Pour mettre sur pied une équipe de soins spécialisés, il faut d’abord que l’équipe rédige une lettre d’intention. Si celle-ci est validée par l’ARS, un contrat tripartite est signé entre l’équipe, l’ARS et la CPAM, ouvrant alors une période de six mois durant laquelle doit être mis sur pied le projet de santé.
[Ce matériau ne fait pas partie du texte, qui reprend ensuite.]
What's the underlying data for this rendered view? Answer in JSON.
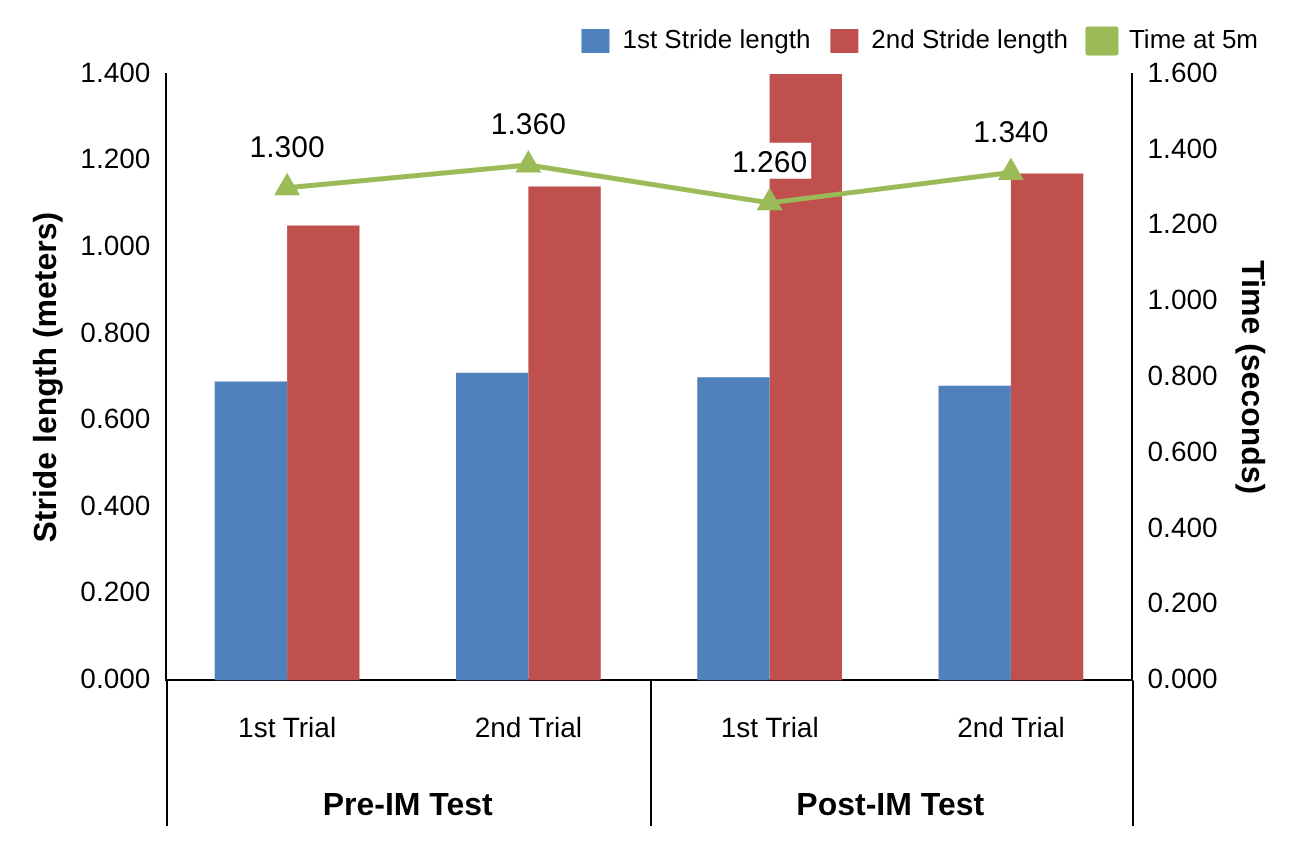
{
  "chart_data": {
    "type": "bar",
    "ylabel": "Stride length (meters)",
    "y2label": "Time (seconds)",
    "categories": [
      "1st Trial",
      "2nd Trial",
      "1st Trial",
      "2nd Trial"
    ],
    "annotations": [
      "Pre-IM Test",
      "Post-IM Test"
    ],
    "series": [
      {
        "name": "1st Stride length",
        "color": "#4f81bd",
        "values": [
          0.69,
          0.71,
          0.7,
          0.68
        ]
      },
      {
        "name": "2nd Stride length",
        "color": "#c0504d",
        "values": [
          1.05,
          1.14,
          1.4,
          1.17
        ]
      },
      {
        "name": "Time at 5m",
        "type": "line",
        "axis": "y2",
        "color": "#9bbb59",
        "values": [
          1.3,
          1.36,
          1.26,
          1.34
        ],
        "value_labels": [
          "1.300",
          "1.360",
          "1.260",
          "1.340"
        ]
      }
    ],
    "ylim": [
      0,
      1.4
    ],
    "yticks": [
      {
        "value": 0,
        "label": "0.000"
      },
      {
        "value": 0.2,
        "label": "0.200"
      },
      {
        "value": 0.4,
        "label": "0.400"
      },
      {
        "value": 0.6,
        "label": "0.600"
      },
      {
        "value": 0.8,
        "label": "0.800"
      },
      {
        "value": 1.0,
        "label": "1.000"
      },
      {
        "value": 1.2,
        "label": "1.200"
      },
      {
        "value": 1.4,
        "label": "1.400"
      }
    ],
    "y2lim": [
      0,
      1.6
    ],
    "y2ticks": [
      {
        "value": 0,
        "label": "0.000"
      },
      {
        "value": 0.2,
        "label": "0.200"
      },
      {
        "value": 0.4,
        "label": "0.400"
      },
      {
        "value": 0.6,
        "label": "0.600"
      },
      {
        "value": 0.8,
        "label": "0.800"
      },
      {
        "value": 1.0,
        "label": "1.000"
      },
      {
        "value": 1.2,
        "label": "1.200"
      },
      {
        "value": 1.4,
        "label": "1.400"
      },
      {
        "value": 1.6,
        "label": "1.600"
      }
    ],
    "grid": false,
    "legend": "top right",
    "marker": "triangle",
    "line_style": "solid"
  }
}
Cette période donne droit à un crédit d’amorçage fixé à 80 000 euros, dont la première moitié est versée après la validation de la lettre d’intention, et la seconde après validation du projet de santé. À noter : le crédit d’amorçage ne vaut que pour les équipes non fonctionnelles au 1er janvier 2025 ; celles qui avaient démarré leurs activités plus tôt en trouvant d’autres sources de financement doivent s’en passer. Par la suite, la dotation annuelle s’échelonne entre 50 000 euros (pour une équipe de 10 médecins) et 100 000 euros (pour une équipe de 100 médecins et plus). Chaque année, l’ESS doit remettre un rapport d’activité à l’Assurance maladie et à l’ARS pour justifier du respect de ses missions mais aussi du nombre de professionnels qui y participent.

Faut-il ouvrir plus largement l'accès direct à certaines spécialités médicales ?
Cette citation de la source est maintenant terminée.